To determine the bounds for every patch, the coastline points first needed to be resampled to the same grid as the mosaics. This was accomplished by selecting the nearest coordinates in the mosaic. Then, for every point, the patch bounds were selected, such that the point represented the bottom right corner and the patch had 64x64 pixel dimensions. Once these bounds were determined, only the patches whose bounds were still within the mosaic’s

bounds were kept (Figure 5.4).

The patches were then extracted using the xarray library by selecting the subset of mosaic data within each patch’s bounds. Although this subset operation could also be performed by snappy, we found that it was faster to do so using the xarray library, possible due to the overhead associated with snappy being a wrapper to the Java library.

Finally, every patch was saved individually alongside the mosaics they were extracted from, in NetCDF4 format, named with a specific identifier (an integer) related to the patch’s geocoordinates. This means that, for example, a patch with id “t0” from two different dates represents a region bounded by the same coordinates. A few of these patches were also validated using the Panoply software to ensure successful operation (Figure 5.5).

Figure 5.4—On the left side, we can see the boundaries used to extract the patches for D1, alongside the reference points for each patch. On the right side, the red squares correspond to the extracted

patches, whereas the green points represent the reference points.

5.2.2.3 TFRecord dataset

After validating some of the patches from the previous step, the training examples were concatenated and saved into seven files of the type TFRecord. This was ideal, given that the deep learning framework used in this dissertation (Tensorflow) is optimized to read files of this type. Additionally, separating the data into several files (also known as shards) allowed the model to be trained with data that does not fit in memory.
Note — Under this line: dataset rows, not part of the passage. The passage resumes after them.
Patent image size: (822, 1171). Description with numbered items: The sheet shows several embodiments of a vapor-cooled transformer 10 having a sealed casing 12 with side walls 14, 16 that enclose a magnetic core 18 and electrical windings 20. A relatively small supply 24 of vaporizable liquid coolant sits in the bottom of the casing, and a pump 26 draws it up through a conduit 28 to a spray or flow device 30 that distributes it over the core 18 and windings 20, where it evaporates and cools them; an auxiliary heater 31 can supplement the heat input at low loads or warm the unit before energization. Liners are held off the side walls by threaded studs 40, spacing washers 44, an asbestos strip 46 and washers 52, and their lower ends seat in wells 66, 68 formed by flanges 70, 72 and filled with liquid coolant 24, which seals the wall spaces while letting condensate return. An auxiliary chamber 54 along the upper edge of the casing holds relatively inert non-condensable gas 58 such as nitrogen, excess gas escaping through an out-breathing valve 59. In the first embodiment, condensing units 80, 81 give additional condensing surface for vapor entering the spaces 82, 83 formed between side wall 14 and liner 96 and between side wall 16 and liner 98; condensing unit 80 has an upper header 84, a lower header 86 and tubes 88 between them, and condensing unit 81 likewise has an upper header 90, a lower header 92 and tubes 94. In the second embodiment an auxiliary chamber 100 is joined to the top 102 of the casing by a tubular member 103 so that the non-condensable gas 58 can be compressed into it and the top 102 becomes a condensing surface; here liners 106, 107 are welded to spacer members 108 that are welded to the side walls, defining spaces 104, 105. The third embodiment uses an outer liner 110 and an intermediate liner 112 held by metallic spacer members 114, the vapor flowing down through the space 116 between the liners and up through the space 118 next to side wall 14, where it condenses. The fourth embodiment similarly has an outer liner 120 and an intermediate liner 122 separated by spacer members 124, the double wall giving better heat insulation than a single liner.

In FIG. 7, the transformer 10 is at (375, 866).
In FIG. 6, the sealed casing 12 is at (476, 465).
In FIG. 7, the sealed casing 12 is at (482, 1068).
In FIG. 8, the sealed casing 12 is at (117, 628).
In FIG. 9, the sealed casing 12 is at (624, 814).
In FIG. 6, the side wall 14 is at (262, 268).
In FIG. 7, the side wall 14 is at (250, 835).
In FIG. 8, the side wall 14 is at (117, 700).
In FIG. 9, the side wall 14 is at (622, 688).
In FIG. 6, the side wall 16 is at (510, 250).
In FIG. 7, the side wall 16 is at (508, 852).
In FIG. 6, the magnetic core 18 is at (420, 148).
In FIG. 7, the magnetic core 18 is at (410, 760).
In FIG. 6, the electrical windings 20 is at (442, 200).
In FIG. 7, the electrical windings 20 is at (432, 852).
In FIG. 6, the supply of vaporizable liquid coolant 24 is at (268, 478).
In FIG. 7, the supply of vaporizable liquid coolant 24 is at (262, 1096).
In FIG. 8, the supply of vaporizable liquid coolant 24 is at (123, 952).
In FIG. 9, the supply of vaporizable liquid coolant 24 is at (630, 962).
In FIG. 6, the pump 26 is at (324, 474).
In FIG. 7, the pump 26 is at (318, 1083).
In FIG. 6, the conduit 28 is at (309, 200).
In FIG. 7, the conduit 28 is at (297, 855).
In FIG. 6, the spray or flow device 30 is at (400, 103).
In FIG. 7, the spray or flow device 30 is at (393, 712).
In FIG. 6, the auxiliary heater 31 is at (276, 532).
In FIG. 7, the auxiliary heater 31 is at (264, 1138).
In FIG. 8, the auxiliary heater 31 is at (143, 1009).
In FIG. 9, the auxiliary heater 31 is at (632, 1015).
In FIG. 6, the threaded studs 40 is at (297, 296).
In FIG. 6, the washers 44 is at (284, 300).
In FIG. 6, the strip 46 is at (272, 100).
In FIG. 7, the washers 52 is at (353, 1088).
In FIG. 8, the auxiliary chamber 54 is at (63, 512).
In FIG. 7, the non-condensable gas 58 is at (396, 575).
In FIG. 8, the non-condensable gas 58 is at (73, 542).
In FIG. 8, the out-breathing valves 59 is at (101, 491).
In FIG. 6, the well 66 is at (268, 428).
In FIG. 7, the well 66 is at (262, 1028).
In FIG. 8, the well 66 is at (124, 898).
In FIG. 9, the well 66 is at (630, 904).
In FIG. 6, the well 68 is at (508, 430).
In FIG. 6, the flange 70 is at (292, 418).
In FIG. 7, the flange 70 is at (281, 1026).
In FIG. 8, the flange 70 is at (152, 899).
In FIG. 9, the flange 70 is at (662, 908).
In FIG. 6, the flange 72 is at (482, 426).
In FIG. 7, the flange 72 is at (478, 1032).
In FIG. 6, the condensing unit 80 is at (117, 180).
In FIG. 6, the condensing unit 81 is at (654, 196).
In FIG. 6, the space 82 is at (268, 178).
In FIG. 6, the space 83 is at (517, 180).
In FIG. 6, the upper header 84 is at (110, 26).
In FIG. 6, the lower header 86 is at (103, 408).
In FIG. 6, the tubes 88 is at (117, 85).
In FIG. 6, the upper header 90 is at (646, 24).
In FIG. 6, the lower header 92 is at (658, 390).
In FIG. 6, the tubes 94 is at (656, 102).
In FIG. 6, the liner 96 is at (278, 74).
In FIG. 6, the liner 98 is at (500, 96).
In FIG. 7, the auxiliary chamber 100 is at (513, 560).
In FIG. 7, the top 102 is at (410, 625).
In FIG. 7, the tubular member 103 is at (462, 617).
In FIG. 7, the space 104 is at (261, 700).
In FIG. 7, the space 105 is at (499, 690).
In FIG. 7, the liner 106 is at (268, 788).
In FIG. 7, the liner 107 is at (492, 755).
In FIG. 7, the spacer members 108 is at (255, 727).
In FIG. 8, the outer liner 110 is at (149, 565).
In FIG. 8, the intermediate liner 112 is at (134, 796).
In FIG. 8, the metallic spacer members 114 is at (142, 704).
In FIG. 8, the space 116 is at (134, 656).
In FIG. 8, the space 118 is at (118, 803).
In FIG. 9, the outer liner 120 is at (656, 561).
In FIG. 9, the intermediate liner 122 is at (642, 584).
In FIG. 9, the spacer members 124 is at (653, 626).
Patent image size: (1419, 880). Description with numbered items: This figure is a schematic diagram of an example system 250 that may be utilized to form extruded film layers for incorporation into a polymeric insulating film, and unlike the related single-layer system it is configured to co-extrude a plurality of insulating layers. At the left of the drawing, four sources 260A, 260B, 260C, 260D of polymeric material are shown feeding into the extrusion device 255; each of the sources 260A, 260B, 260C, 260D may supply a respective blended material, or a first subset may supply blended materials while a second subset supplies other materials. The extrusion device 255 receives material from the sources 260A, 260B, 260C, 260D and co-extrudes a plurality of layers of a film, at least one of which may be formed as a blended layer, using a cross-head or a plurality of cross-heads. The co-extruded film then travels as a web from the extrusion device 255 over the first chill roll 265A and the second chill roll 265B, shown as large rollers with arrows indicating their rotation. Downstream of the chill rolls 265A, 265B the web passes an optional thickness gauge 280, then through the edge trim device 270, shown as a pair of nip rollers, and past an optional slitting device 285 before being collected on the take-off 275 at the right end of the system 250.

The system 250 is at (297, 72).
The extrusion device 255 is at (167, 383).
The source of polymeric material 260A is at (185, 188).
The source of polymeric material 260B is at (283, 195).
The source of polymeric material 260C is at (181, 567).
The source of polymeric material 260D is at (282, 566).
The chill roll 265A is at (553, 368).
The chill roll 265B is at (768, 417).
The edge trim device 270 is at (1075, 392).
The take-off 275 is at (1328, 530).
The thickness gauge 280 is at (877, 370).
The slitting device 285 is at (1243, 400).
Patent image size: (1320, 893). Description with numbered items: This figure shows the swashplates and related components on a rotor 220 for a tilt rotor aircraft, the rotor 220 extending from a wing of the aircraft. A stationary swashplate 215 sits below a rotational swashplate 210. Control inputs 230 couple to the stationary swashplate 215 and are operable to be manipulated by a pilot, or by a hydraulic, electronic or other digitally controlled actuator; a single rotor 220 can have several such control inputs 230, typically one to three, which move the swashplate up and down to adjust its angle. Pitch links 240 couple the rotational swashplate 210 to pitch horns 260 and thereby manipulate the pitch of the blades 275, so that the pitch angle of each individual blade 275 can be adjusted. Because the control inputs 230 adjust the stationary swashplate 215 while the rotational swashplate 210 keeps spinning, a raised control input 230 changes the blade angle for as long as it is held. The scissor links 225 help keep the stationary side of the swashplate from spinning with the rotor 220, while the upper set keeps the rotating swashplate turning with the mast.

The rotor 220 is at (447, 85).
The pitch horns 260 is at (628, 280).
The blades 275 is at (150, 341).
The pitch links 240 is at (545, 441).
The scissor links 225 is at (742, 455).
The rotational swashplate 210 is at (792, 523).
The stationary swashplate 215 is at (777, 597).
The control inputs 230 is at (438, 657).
To create the TFRecord shards, Apache Beam’s “WriteToTFRecord“ operator was used. By using Apache Beam, the shards were created in parallel, using only as many resources as available in the machine, making the operation faster (due to the use of multiple CPU cores) and without overflowing the memory (since it would only open as many patch files as would fit memory). Each example saved in the shards corresponds to a single patch, and it contains a mapping from the channel name to the respective matrix with that channel’s values. The

“WriteToTFRecord” accepted these examples and was responsible for automatically creating the seven shards in an output folder, compressed in gzip format. The number of shards was determined for the files to have roughly 100Mb, as it is the size recommended in the Tensorflow documentation to boost model training performance.

Figure 5.5—CHL-NN extracted patch of the S3B on 09-11-2020 for D1.